ModelPruning is in beta and subject to change.

parameters_to_prune = [(model.mlp_1, "weight"), (model.mlp_2, "weight")]

trainer = Trainer(
    callbacks=[
        ModelPruning(
            pruning_fn="l1_unstructured",
            parameters_to_prune=parameters_to_prune,
            amount=0.01,
            use_global_unstructured=True,
        )
    ]
)

When parameters_to_prune is None, parameters_to_prune will contain all parameters from the model. The user can override filter_parameters_to_prune to filter any nn.Module to be pruned.

Parameters
  • pruning_fn (Union[Callable, str]) – Function from torch.nn.utils.prune module or your own PyTorch BasePruningMethod subclass. Can also be string e.g. “l1_unstructured”. See pytorch docs for more details.

  • parameters_to_prune (Sequence[Tuple[Module, str]]) – List of tuples (nn.Module, "parameter_name_string").

  • parameter_names (Optional[List[str]]) – List of parameter names to be pruned from the nn.Module. Can either be "weight" or "bias".

  • use_global_unstructured (bool) – Whether to apply pruning globally on the model. If parameters_to_prune is provided, global unstructured will be restricted on them.

  • amount (Union[int, float, Callable[[int], Union[int, float]]]) –

    Quantity of parameters to prune:

    • float. Between 0.0 and 1.0. Represents the fraction of parameters to prune.

    • int. Represents the absolute number of parameters to prune.

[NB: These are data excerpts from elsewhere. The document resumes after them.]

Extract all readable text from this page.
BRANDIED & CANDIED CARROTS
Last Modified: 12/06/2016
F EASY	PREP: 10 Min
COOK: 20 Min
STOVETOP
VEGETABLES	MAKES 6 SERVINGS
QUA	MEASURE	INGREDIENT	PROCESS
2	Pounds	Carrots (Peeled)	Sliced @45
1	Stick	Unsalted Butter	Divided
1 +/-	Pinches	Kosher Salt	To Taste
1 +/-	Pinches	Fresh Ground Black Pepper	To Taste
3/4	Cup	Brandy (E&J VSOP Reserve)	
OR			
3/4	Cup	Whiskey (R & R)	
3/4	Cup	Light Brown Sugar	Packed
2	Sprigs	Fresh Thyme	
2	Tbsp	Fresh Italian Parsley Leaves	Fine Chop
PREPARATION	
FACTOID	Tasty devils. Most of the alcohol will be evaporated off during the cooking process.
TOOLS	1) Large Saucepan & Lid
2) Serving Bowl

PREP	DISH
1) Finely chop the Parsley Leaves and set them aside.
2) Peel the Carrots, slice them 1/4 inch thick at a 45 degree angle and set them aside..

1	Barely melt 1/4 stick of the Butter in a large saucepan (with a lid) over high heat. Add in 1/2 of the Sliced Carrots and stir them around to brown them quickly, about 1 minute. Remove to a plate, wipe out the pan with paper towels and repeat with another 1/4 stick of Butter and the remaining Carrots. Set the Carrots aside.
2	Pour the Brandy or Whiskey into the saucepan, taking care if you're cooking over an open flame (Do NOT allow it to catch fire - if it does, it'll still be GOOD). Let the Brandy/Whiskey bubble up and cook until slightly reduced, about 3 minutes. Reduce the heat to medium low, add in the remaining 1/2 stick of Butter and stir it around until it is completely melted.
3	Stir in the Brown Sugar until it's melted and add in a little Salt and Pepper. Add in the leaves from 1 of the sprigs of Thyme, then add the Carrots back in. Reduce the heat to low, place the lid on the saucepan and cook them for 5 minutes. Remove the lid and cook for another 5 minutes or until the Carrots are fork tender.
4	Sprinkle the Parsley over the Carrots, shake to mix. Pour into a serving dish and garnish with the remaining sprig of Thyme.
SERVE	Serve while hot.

    • Callable. For dynamic values. Will be called every epoch. Should return a value.

  • apply_pruning (Union[bool, Callable[[int], bool]]) –

    Whether to apply pruning.

    • bool. Always apply it or not.

    • Callable[[epoch], bool]. For dynamic values. Will be called every epoch.

  • make_pruning_permanent (bool) – Whether to remove all reparametrization pre-hooks and apply masks when training ends or the model is saved.

  • use_lottery_ticket_hypothesis (Union[bool, Callable[[int], bool]]) –

    See The lottery ticket hypothesis:

    • bool. Whether to apply it or not.

    • Callable[[epoch], bool]. For dynamic values. Will be called every epoch.

  • resample_parameters (bool) – Used with use_lottery_ticket_hypothesis. If True, the model parameters will be resampled, otherwise, the exact original parameters will be used.

  • pruning_dim (Optional[int]) – If you are using a structured pruning method you need to specify the dimension.

  • pruning_norm (Optional[int]) – If you are using ln_structured you need to specify the norm.

  • verbose (int) – Verbosity level. 0 to disable, 1 to log overall sparsity, 2 to log per-layer sparsity

  • prune_on_train_epoch_end (bool) – whether to apply pruning at the end of the training epoch. If this is False, then the check runs at the end of the validation epoch.

Raises

MisconfigurationException – If parameter_names is neither "weight" nor "bias", if the provided pruning_fn is not supported, if pruning_dim is not provided when "unstructured", if pruning_norm is not provided when "ln_structured", if pruning_fn is neither str nor torch.nn.utils.prune.BasePruningMethod, or if amount is none of int, float and Callable.

apply_lottery_ticket_hypothesis()[source]

Lottery ticket hypothesis algorithm (see page 2 of the paper):

  1. Randomly initialize a neural network f(x; \theta_0) (where \theta_0 \sim \mathcal{D}_\theta).

  2. Train the network for j iterations, arriving at parameters \theta_j.

  3. Prune p\% of the parameters in \theta_j, creating a mask m.

  4. Reset the remaining parameters to their values in \theta_0, creating the winning ticket f(x; m \odot \theta_0).

This function implements the step 4.

The resample_parameters argument can be used to reset the parameters with a new \theta_z \sim \mathcal{D}_\theta

Return type

None

apply_pruning(amount)[source]

Applies pruning to parameters_to_prune.

Return type

None

filter_parameters_to_prune(parameters_to_prune=())[source]

This function can be overridden to control which module to prune.

Return type

Sequence[Tuple[Module, str]]

make_pruning_permanent(module)[source]

Removes pruning buffers from any pruned modules.

Adapted from https://github.com/pytorch/pytorch/blob/v1.7.1/torch/nn/utils/prune.py#L1118-L1122

Return type

None

on_save_checkpoint(trainer, pl_module, checkpoint)[source]

Called when saving a checkpoint to give you a chance to store anything else you might want to save.

Parameters
Return type

None

on_train_end(trainer, pl_module)[source]

Called when the train ends.

Return type

None

on_train_epoch_end(trainer, pl_module)[source]

Called when the train epoch ends.

To access all batch outputs at the end of the epoch, either:

  1. Implement training_epoch_end in the LightningModule and access outputs via the module OR

  2. Cache data across train batch hooks inside the callback implementation to post-process in this hook.

Return type

None

on_validation_epoch_end(trainer, pl_module)[source]

Called when the val epoch ends.

Return type

None

static sanitize_parameters_to_prune(pl_module, parameters_to_prune=(), parameter_names=())[source]

This function is responsible of sanitizing parameters_to_prune and parameter_names. If parameters_to_prune is None, it will be generated with all parameters of the model.

Raises

MisconfigurationException – If parameters_to_prune doesn’t exist in the model, or if parameters_to_prune is neither a list nor a tuple.

Return type

Sequence[Tuple[Module, str]]

setup(trainer, pl_module, stage)[source]

Called when fit, validate, test, predict, or tune begins.

Return type

None